My previous idea of running tests every few minutes on each node scaled badly when the number of host+service pairs to be tested grew.

This lead to the realisation that as long as some node tests each host+service pair you're OK. Every node need not check each host on every run - this was something I knew, and had discussed, but I assumed that would be a nice optimisation later rather than something which is almost mandatory.

My previous idea of testing for failures on other nodes after seeing a local failure was similarly flawed. It introduces too many delays:

  • Node 1 starts all tests - notices a failure. Records it
    • Fetches current results from all neighbour nodes.
    • Sees they are OK - the remote server only just crashed. Oops.
  • Node 2 starts all tests - notices a failure. Records it.
    • Fetches current results from all neighbour nodes.
    • Sees they are OK - the remote server only just crashed. Oops.

In short you have a synchronisation problem which coupled with the delay of making a large number of tests soon grows. Given a testing period of five minutes, ten testing nodes, and 150 monitored hosts+services, you're looking at delays of 8-15 minutes. On average. (Largely depends on where in the cycle the failing host is, and how many nodes must see a failure prior to alerting.)

So round two has each node picking tests at "random" (making sure no host+service was tested more than 5 minutes ago) and at the point a failure is detected the neighbour nodes are immediately instructed to test and report their results (via XML::RPC).

The new code is simpler, more reliable, and scales better. Plus it doesn't need Apache/CGI.

Anyway bored now. Hellish day. MySQL blows goats.

ObFilm: Hellboy

| 2 comments

 

Comments on this entry

icon Paul Tansom at 12:04 on 8 May 2009
Assuming that each of the machines has access to the rest what about working on a monitoring ring approach? If each machine has a copy of the same list of all machines to be tested, then each can test the one before and after it in the list.

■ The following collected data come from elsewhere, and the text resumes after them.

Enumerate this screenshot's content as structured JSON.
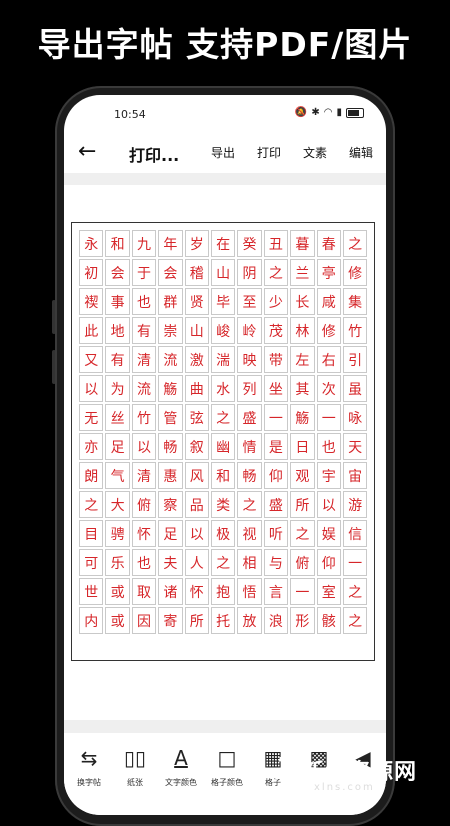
{
  "banner": {
    "text": "导出字帖 支持PDF/图片"
  },
  "status": {
    "time": "10:54"
  },
  "toolbar": {
    "title": "打印...",
    "export": "导出",
    "print": "打印",
    "text": "文素",
    "edit": "编辑"
  },
  "sheet": {
    "rows": [
      [
        "永",
        "和",
        "九",
        "年",
        "岁",
        "在",
        "癸",
        "丑",
        "暮",
        "春",
        "之"
      ],
      [
        "初",
        "会",
        "于",
        "会",
        "稽",
        "山",
        "阴",
        "之",
        "兰",
        "亭",
        "修"
      ],
      [
        "禊",
        "事",
        "也",
        "群",
        "贤",
        "毕",
        "至",
        "少",
        "长",
        "咸",
        "集"
      ],
      [
        "此",
        "地",
        "有",
        "崇",
        "山",
        "峻",
        "岭",
        "茂",
        "林",
        "修",
        "竹"
      ],
      [
        "又",
        "有",
        "清",
        "流",
        "激",
        "湍",
        "映",
        "带",
        "左",
        "右",
        "引"
      ],
      [
        "以",
        "为",
        "流",
        "觞",
        "曲",
        "水",
        "列",
        "坐",
        "其",
        "次",
        "虽"
      ],
      [
        "无",
        "丝",
        "竹",
        "管",
        "弦",
        "之",
        "盛",
        "一",
        "觞",
        "一",
        "咏"
      ],
      [
        "亦",
        "足",
        "以",
        "畅",
        "叙",
        "幽",
        "情",
        "是",
        "日",
        "也",
        "天"
      ],
      [
        "朗",
        "气",
        "清",
        "惠",
        "风",
        "和",
        "畅",
        "仰",
        "观",
        "宇",
        "宙"
      ],
      [
        "之",
        "大",
        "俯",
        "察",
        "品",
        "类",
        "之",
        "盛",
        "所",
        "以",
        "游"
      ],
      [
        "目",
        "骋",
        "怀",
        "足",
        "以",
        "极",
        "视",
        "听",
        "之",
        "娱",
        "信"
      ],
      [
        "可",
        "乐",
        "也",
        "夫",
        "人",
        "之",
        "相",
        "与",
        "俯",
        "仰",
        "一"
      ],
      [
        "世",
        "或",
        "取",
        "诸",
        "怀",
        "抱",
        "悟",
        "言",
        "一",
        "室",
        "之"
      ],
      [
        "内",
        "或",
        "因",
        "寄",
        "所",
        "托",
        "放",
        "浪",
        "形",
        "骸",
        "之"
      ]
    ],
    "char_color": "#d6262a"
  },
  "bottom": {
    "items": [
      {
        "icon": "swap-icon",
        "label": "换字帖"
      },
      {
        "icon": "layout-icon",
        "label": "纸张"
      },
      {
        "icon": "text-color-icon",
        "label": "文字颜色"
      },
      {
        "icon": "grid-color-icon",
        "label": "格子颜色"
      },
      {
        "icon": "grid-style-icon",
        "label": "格子"
      },
      {
        "icon": "grid-type-icon",
        "label": ""
      },
      {
        "icon": "more-icon",
        "label": ""
      }
    ]
  },
  "watermark": {
    "logo": "Z",
    "text": "新绿资源网",
    "sub": "xlns.com"
  }
}
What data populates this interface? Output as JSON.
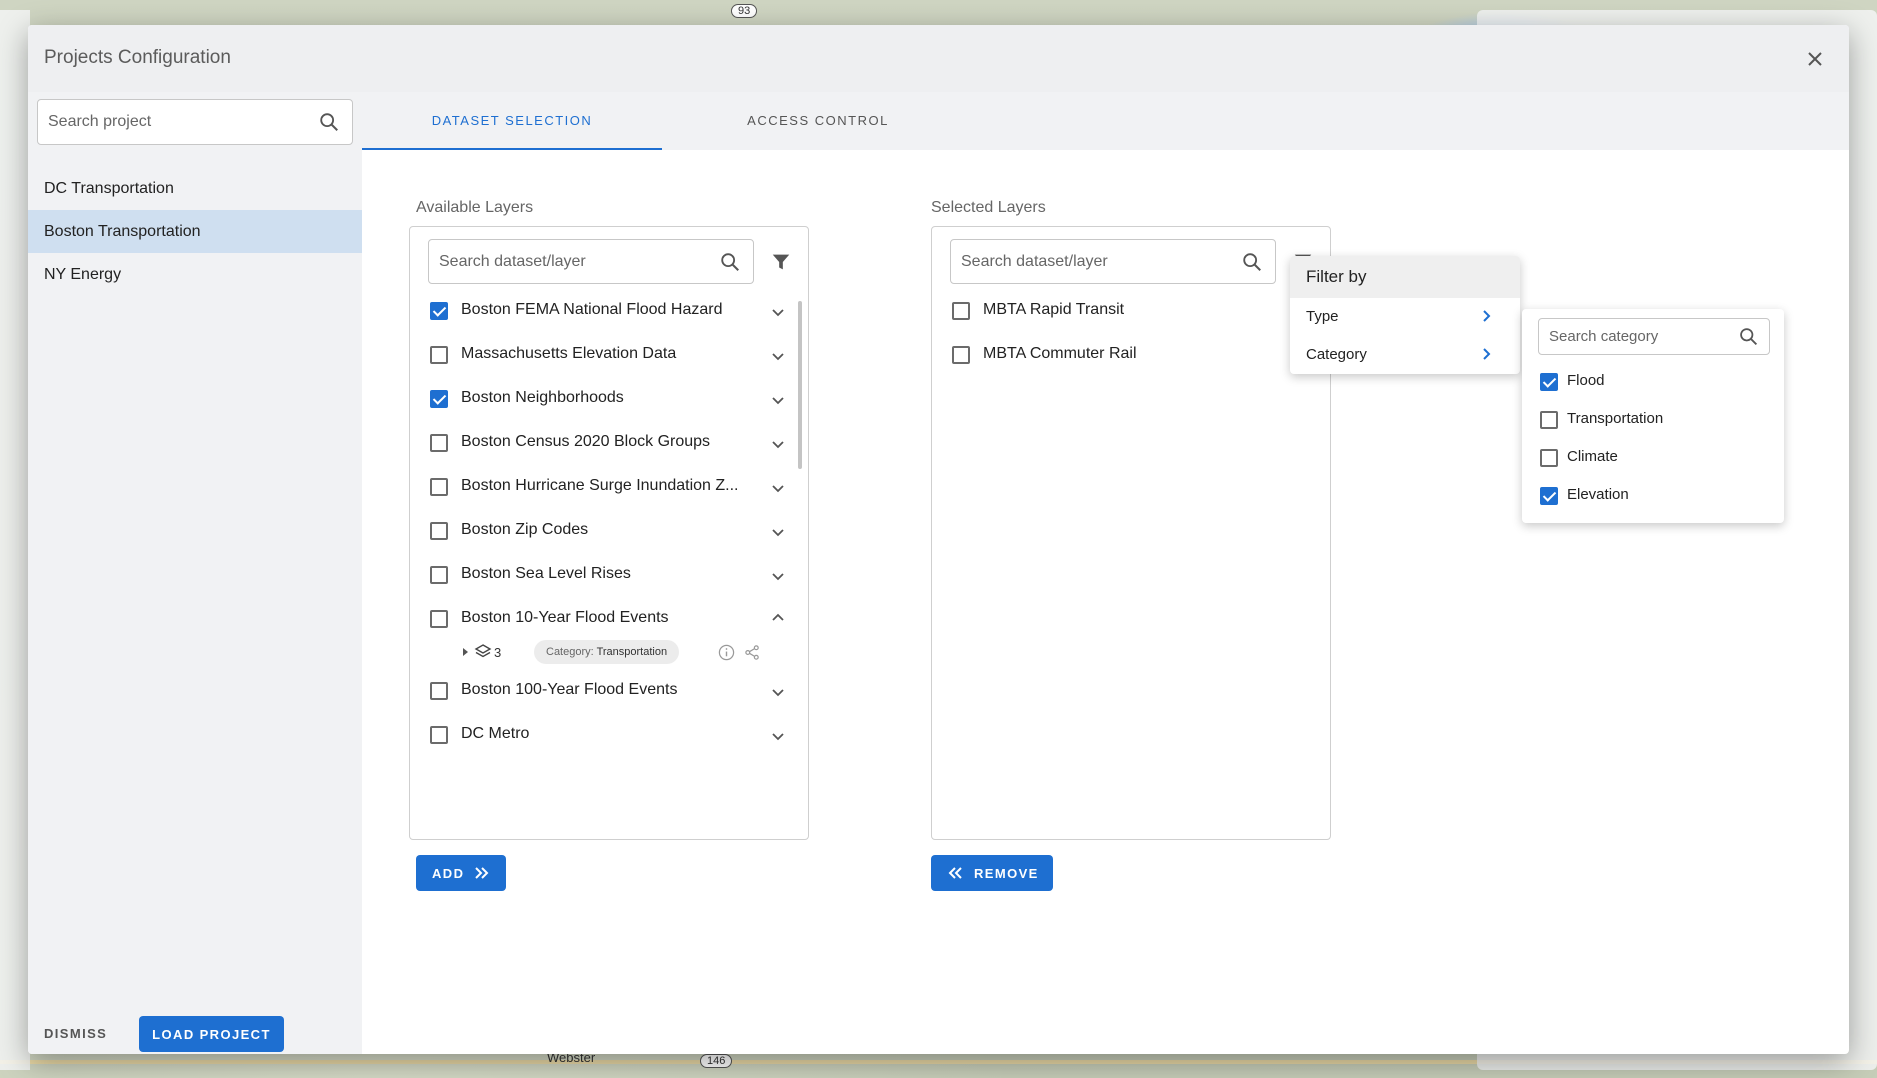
{
  "map": {
    "labels": [
      "Webster"
    ],
    "shields": [
      "93",
      "146"
    ]
  },
  "dialog": {
    "title": "Projects Configuration",
    "close_icon": "close-icon"
  },
  "sidebar": {
    "search_placeholder": "Search project",
    "projects": [
      {
        "label": "DC Transportation",
        "selected": false
      },
      {
        "label": "Boston Transportation",
        "selected": true
      },
      {
        "label": "NY Energy",
        "selected": false
      }
    ],
    "dismiss_label": "DISMISS",
    "load_label": "LOAD PROJECT"
  },
  "tabs": [
    {
      "label": "DATASET SELECTION",
      "active": true
    },
    {
      "label": "ACCESS CONTROL",
      "active": false
    }
  ],
  "available": {
    "label": "Available Layers",
    "search_placeholder": "Search dataset/layer",
    "layers": [
      {
        "label": "Boston FEMA National Flood Hazard",
        "checked": true,
        "expanded": false
      },
      {
        "label": "Massachusetts Elevation Data",
        "checked": false,
        "expanded": false
      },
      {
        "label": "Boston Neighborhoods",
        "checked": true,
        "expanded": false
      },
      {
        "label": "Boston Census 2020 Block Groups",
        "checked": false,
        "expanded": false
      },
      {
        "label": "Boston Hurricane Surge Inundation Z...",
        "checked": false,
        "expanded": false
      },
      {
        "label": "Boston Zip Codes",
        "checked": false,
        "expanded": false
      },
      {
        "label": "Boston Sea Level Rises",
        "checked": false,
        "expanded": false
      },
      {
        "label": "Boston 10-Year Flood Events",
        "checked": false,
        "expanded": true
      },
      {
        "label": "Boston 100-Year Flood Events",
        "checked": false,
        "expanded": false
      },
      {
        "label": "DC Metro",
        "checked": false,
        "expanded": false
      }
    ],
    "expanded_details": {
      "layer_count": "3",
      "category_key": "Category:",
      "category_value": "Transportation"
    },
    "add_label": "ADD"
  },
  "selected": {
    "label": "Selected Layers",
    "search_placeholder": "Search dataset/layer",
    "layers": [
      {
        "label": "MBTA Rapid Transit",
        "checked": false
      },
      {
        "label": "MBTA Commuter Rail",
        "checked": false
      }
    ],
    "remove_label": "REMOVE"
  },
  "filter_menu": {
    "title": "Filter by",
    "items": [
      "Type",
      "Category"
    ]
  },
  "category_menu": {
    "search_placeholder": "Search category",
    "options": [
      {
        "label": "Flood",
        "checked": true
      },
      {
        "label": "Transportation",
        "checked": false
      },
      {
        "label": "Climate",
        "checked": false
      },
      {
        "label": "Elevation",
        "checked": true
      }
    ]
  },
  "colors": {
    "accent": "#1e6fd1",
    "selected_project_bg": "#cfdff0"
  }
}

If either fails check the next one down (or up) the list, and if all 4 fail flag as a local failure.
If each machine drops it's current status onto the next machine on or back as part of the test, along with the status provided to it from the two machines either side, then you should be able to find an up to date status of all machines unless you have a major failure across multiple machines. With a bit of simple version control you should be able to ensure each machine has a pretty up to date status on all the rest, so you can query a basic status from any one.
For resilience again false positives you may like to use 2 either side as default instead of 1.
OK, end of quick brain dump. I'll probably realise it's not a good idea as soon as I hit 'post'!
icon Steve Kemp at 10:09 on 11 May 2009

A ring approach seems like it would work - and we could probably automate working out the ordering pretty easily.

(Right now I just have a static text file called nodes.txt - and the ordering there could be used for determining which is next/prev)

It seems like a good idea, I guess technically there isn't a lot of difference between that and my current idea except in the case of failures. If you were to see a failure with a ring arrangement you'd confirm by testing "next" and "prev" nodes.

What I do is test on all known nodes, regardless of placement. So it becomes a star-like arrangement.

If the threshold of failures is 1,2 or 3, then just testing itself, the next & previous would be enough and you'd save some overhead.

Right now that overhead doesn't seem too significant since it only comes into play in the alarm condition - but if failures are common it would be a useful change.